In synecdoche a part of something represents the whole. It is also possible, that a whole represents a part:
Italy has won four World Cups - in 1934, 1938, 1982, 2006.
We said “Italy” instead of “Italy's national soccer team”.
Examples in English Literature
The Eyes around - had wrung them dry -
And Breaths were gathering...
I heard a Fly buzz when I died by Emily Dickinson
Tell that its sculptor well those passions read
Which yet survive, stamped on these lifeless things,
The hand that mocked them, and the heart that fed;
And on the pedestal, these words appear:
My name is Ozymandias, King of Kings;
Look on my Works, ye Mighty, and despair!

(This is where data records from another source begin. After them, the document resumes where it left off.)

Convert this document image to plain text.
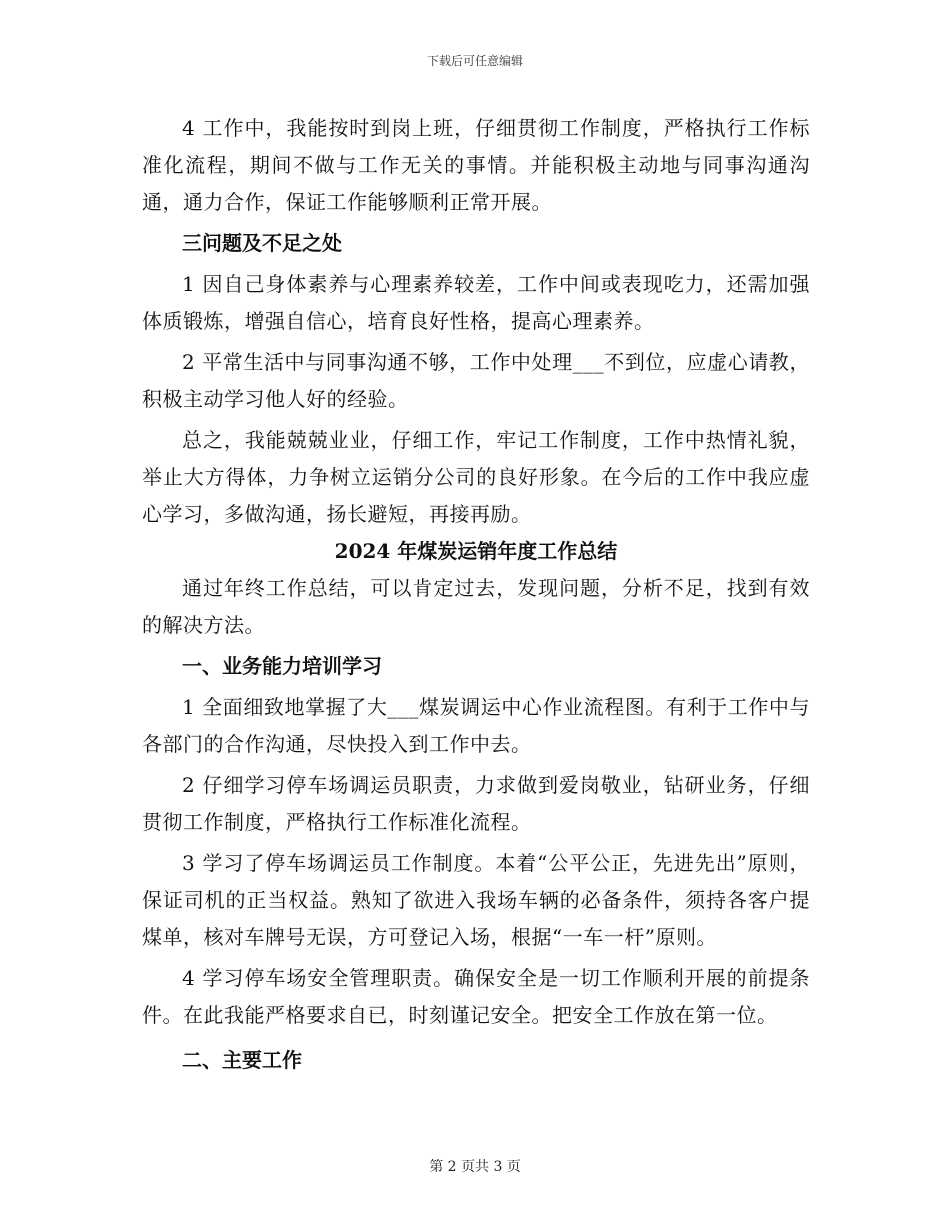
下载后可任意编辑

4 工作中，我能按时到岗上班，仔细贯彻工作制度，严格执行工作标准化流程，期间不做与工作无关的事情。并能积极主动地与同事沟通沟通，通力合作，保证工作能够顺利正常开展。

三问题及不足之处

1 因自己身体素养与心理素养较差，工作中间或表现吃力，还需加强体质锻炼，增强自信心，培育良好性格，提高心理素养。

2 平常生活中与同事沟通不够，工作中处理___不到位，应虚心请教，积极主动学习他人好的经验。

总之，我能兢兢业业，仔细工作，牢记工作制度，工作中热情礼貌，举止大方得体，力争树立运销分公司的良好形象。在今后的工作中我应虚心学习，多做沟通，扬长避短，再接再励。

2024 年煤炭运销年度工作总结

通过年终工作总结，可以肯定过去，发现问题，分析不足，找到有效的解决方法。

一、业务能力培训学习

1 全面细致地掌握了大___煤炭调运中心作业流程图。有利于工作中与各部门的合作沟通，尽快投入到工作中去。

2 仔细学习停车场调运员职责，力求做到爱岗敬业，钻研业务，仔细贯彻工作制度，严格执行工作标准化流程。

3 学习了停车场调运员工作制度。本着“公平公正，先进先出”原则，保证司机的正当权益。熟知了欲进入我场车辆的必备条件，须持各客户提煤单，核对车牌号无误，方可登记入场，根据“一车一杆”原则。

4 学习停车场安全管理职责。确保安全是一切工作顺利开展的前提条件。在此我能严格要求自已，时刻谨记安全。把安全工作放在第一位。

二、主要工作

第 2 页共 3 页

Ozymandias by Percy Bysshe Shelley
And let us mind, faint heart ne'er wan
A lady fair:
Wha does the utmost that he can,
Will whiles do mair.
To Dr. Blacklock by Robert Burns
The figure forms a picture, helps readers to understand the author's thoughts, as you see.
Metonymy and Synecdoche
Synecdoche are often called metonymy by mistake. They both use a word or a phrase to represent something else.
Nevertheless in metonymy the phrase or the word we use to describe another thing doesn't always denote a part of that thing.
Speaking about a businessman, we can call the person “suit”. It is a case of metonymy. Two objects are closely linked, but suits aren't necessarily businessmen's part.